Search the collections
Edda Azzola, Italian Migrant & Textile Worker, 1955
Image: Bathers - Edda Azzola, Womens', Navy Wool, Italian, 1950s
Source: Museum Victoria
Edda Azzola (nee Pugnetti) was born in 1927 in Pontebba, a village in the north Italian region of Friuli. She was the eldest of four children, with two sisters and a brother. She had a strict father and was very ready to marry Angelo Azzola, a boilermaker/welder from her village on 3 January 1953 and leave home. Angelo's friend and neighbour Giovanni Doratti had left for Australia and was sending money home to his mother, who showed it to the young couple, with pride. Edda had early been attracted to Australia in geography classes at school. She was eager for change and adventure so it was a simple decision to seek new opportunities in Australia with the plan to return if it didn't work out.
Angelo migrated first in January 1954 without Edda as she had not been cleared to travel due to illness. She followed in 1955. They both left from Genoa: Angelo on the MV Australia, and Edda on the SS Castel Felice. Angelo travelled via the Suez and Jakarta, Edda via the Suez and Fremantle, arriving at Station Pier, Port Melbourne. Edda really enjoyed the voyage. A number of people from Friuli were on the ship and they became friends. Edda recalls never having seasickness but losing lots of weight during the voyage although she 'ate like a horse.'
Angelo had stayed with his friend Giovanni in Footscray upon arrival. Giovanni had sponsored him and he was the only person in Australia Angelo knew (Giovanni was to return to Italy in 1968 due to family demands and was never able to return, much to his regret). When Edda arrived they boarded in another Footscray house for four-five months. They then moved to North Carlton and Edda got a job at a quiltmaking factory in Collingwood for a few months. However the factory laid off the married women when cuts needed to be made. Meanwhile, Angelo was working at various boiler making jobs and then he and Giovanni headed for the Snowy Mountain Scheme around March 1956 and stayed until December 1957, returning home frequently. He enjoyed the experience and the work resulted in a solid deposit on their first house in Reservoir which they purchased, half built in 1960, and they lived there throughout their lives together. After the factory, Edda worked for a year cleaning lab equipment in the Pathology Department at the University of Melbourne. She then left to give birth to her son Frank in February 1958.
In Italy, Edda and her sisters had had a knitting machine at home where people from the village and surrounds brought in wool to be made into clothes. The income was saved by their mother who used the money to purchase items for their dowries. Edda's dowry included six pairs of double linen sheets which she embroidered, 12 towels and other items. In 1958 in Melbourne, Edda purchased a similar model knitting machine (around two thirds the size of the Italian model) from an Italian girl who had brought it out to Australia from Friuli. She was returning home and couldn't afford to take it with her.

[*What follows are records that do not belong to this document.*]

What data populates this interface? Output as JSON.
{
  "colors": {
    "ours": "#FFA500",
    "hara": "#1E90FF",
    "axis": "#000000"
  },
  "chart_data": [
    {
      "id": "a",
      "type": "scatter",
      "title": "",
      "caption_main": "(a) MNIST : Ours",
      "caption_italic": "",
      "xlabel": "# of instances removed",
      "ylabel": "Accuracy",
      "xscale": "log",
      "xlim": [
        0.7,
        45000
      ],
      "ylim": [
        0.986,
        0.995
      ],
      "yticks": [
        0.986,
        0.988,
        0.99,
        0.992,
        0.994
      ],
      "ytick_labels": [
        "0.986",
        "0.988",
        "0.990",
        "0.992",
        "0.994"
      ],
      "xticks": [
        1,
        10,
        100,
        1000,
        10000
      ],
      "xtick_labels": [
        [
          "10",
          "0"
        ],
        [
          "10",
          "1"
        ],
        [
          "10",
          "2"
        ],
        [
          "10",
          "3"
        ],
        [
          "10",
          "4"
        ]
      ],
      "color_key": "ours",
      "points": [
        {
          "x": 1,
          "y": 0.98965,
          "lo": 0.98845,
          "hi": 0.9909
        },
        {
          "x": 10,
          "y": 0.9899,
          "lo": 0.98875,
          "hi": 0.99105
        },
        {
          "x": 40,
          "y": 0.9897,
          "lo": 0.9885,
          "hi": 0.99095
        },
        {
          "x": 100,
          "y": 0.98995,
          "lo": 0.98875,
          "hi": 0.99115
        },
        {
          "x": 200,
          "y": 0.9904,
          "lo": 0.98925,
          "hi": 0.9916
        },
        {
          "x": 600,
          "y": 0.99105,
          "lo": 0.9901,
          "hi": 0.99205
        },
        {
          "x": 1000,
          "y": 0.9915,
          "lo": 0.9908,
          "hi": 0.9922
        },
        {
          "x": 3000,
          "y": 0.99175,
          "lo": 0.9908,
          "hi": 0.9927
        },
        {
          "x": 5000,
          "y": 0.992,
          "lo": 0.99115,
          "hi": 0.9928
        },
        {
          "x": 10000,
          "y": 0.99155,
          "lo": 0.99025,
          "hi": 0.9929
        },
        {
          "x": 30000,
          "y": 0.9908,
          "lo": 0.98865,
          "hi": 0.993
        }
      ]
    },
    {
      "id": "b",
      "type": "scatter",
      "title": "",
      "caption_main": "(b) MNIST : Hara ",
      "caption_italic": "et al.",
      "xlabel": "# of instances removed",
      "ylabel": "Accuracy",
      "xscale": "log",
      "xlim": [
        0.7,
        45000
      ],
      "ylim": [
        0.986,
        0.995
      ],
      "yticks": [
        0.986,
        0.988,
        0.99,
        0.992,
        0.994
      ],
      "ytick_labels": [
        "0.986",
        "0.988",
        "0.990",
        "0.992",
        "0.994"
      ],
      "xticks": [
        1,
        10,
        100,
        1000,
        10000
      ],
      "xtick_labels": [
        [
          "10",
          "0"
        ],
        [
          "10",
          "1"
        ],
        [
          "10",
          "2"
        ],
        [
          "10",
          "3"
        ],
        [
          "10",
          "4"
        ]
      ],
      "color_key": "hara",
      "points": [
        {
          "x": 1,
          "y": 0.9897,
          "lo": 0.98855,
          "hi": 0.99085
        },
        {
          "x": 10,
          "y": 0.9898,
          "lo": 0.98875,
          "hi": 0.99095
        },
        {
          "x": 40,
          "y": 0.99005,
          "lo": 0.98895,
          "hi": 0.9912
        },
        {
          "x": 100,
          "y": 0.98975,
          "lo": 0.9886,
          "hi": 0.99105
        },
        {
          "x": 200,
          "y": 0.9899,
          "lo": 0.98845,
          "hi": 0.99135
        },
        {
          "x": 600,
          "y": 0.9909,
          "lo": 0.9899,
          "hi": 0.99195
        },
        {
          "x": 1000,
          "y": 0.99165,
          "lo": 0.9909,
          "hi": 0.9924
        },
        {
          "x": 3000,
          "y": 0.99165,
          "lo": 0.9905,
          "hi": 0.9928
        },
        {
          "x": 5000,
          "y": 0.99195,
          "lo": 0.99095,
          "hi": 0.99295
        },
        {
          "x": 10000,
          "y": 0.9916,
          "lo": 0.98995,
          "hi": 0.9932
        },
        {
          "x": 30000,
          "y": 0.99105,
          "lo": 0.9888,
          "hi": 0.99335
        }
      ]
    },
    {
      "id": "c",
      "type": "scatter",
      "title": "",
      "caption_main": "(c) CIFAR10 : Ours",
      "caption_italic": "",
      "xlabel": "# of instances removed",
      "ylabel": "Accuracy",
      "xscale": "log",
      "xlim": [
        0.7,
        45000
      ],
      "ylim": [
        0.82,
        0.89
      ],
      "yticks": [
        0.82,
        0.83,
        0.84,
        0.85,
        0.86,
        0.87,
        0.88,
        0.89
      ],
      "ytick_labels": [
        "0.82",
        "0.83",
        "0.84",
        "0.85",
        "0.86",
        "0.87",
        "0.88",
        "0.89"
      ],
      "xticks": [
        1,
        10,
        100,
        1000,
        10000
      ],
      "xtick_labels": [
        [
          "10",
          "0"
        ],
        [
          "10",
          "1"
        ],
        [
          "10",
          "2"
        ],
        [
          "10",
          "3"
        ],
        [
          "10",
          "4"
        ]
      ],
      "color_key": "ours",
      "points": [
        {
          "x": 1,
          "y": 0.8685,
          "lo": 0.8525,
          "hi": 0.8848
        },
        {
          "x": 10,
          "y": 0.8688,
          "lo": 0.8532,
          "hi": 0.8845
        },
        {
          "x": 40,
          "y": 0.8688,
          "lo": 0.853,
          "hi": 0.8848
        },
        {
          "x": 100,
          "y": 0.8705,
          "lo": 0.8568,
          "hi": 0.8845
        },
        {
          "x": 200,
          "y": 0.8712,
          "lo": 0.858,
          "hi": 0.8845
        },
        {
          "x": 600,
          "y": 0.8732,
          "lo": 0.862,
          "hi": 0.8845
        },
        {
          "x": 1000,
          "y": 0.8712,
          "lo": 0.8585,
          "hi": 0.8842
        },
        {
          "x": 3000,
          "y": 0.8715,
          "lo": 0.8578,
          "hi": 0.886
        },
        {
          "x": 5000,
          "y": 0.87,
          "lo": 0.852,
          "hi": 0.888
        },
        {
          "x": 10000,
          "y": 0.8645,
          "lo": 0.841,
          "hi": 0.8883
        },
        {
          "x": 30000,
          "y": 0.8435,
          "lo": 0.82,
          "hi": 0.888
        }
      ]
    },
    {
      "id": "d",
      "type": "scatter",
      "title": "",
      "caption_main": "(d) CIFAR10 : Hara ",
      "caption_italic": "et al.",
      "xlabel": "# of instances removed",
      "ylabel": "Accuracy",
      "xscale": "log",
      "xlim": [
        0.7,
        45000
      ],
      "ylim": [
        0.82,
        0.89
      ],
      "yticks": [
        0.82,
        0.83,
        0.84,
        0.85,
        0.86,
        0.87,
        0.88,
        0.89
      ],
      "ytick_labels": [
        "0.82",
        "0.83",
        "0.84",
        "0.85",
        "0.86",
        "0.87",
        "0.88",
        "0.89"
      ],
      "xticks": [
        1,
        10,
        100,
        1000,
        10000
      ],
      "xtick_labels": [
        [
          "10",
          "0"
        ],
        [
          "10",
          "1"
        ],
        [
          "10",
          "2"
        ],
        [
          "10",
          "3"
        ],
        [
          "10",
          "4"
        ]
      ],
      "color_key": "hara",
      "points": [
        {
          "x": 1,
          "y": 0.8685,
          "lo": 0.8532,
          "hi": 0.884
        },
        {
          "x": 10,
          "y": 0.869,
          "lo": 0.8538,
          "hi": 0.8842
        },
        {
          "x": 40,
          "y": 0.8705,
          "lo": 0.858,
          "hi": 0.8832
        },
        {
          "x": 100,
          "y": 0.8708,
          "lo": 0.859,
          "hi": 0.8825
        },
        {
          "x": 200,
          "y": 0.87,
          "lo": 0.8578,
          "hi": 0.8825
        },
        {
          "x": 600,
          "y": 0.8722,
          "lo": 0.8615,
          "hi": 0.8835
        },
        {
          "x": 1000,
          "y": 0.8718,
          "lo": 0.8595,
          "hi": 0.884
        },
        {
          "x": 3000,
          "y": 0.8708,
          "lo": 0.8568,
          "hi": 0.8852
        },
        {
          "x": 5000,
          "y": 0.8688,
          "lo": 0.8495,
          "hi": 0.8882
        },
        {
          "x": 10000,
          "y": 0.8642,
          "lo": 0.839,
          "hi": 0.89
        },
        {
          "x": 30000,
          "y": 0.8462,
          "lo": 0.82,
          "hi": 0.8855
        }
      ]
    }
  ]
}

Edda felt that this was an income earner worth trying. The sister of the owner of the North Fitzroy house they were renting at the time passed her name on to a man starting up a business who brought sample work to her to see if she could produce it. But his requirements were too demanding.
Edda then made contact with a Polish factory owner, Richard Charlupski, who owned an inner city knitting factory. He wanted to expand his business into more finely finished work. He supplied wool to Edda and other women to produce clothes which were supplied to stores such as Georges, Myer and David Jones under the label 'Ricardo Knitwear'. Edda worked for the factory until it closed in 1974, working on her machine and finishing by hand, making coats, suits, jackets, skirts, dresses, jumpers, vests and cardigans. Her machine was located in a room at the rear of the house, overlooking the back yard. She worked five-six hours a day, depending on demand and deadlines and the work suited her as it allowed her the flexibility of working from home, and organising her labour to suit her domestic needs. By 1974 Edda was earning about $70 a week, demonstrating the meagreness of the wage.
After 1974, Edda used the machine to make clothing for family and friends, including baby clothes for her grandchildren. She and Angelo returned to Italy several times, including once to the bedside of her dying father. Some family members visited the couple but none migrated. Edda and Angelo were foundation and lifelong members of the 'Fogolan Furlan' Italian Club in Thornbury which had started in 1957. It was a club especially for migrants from Friuli. Angelo passed away in 1999.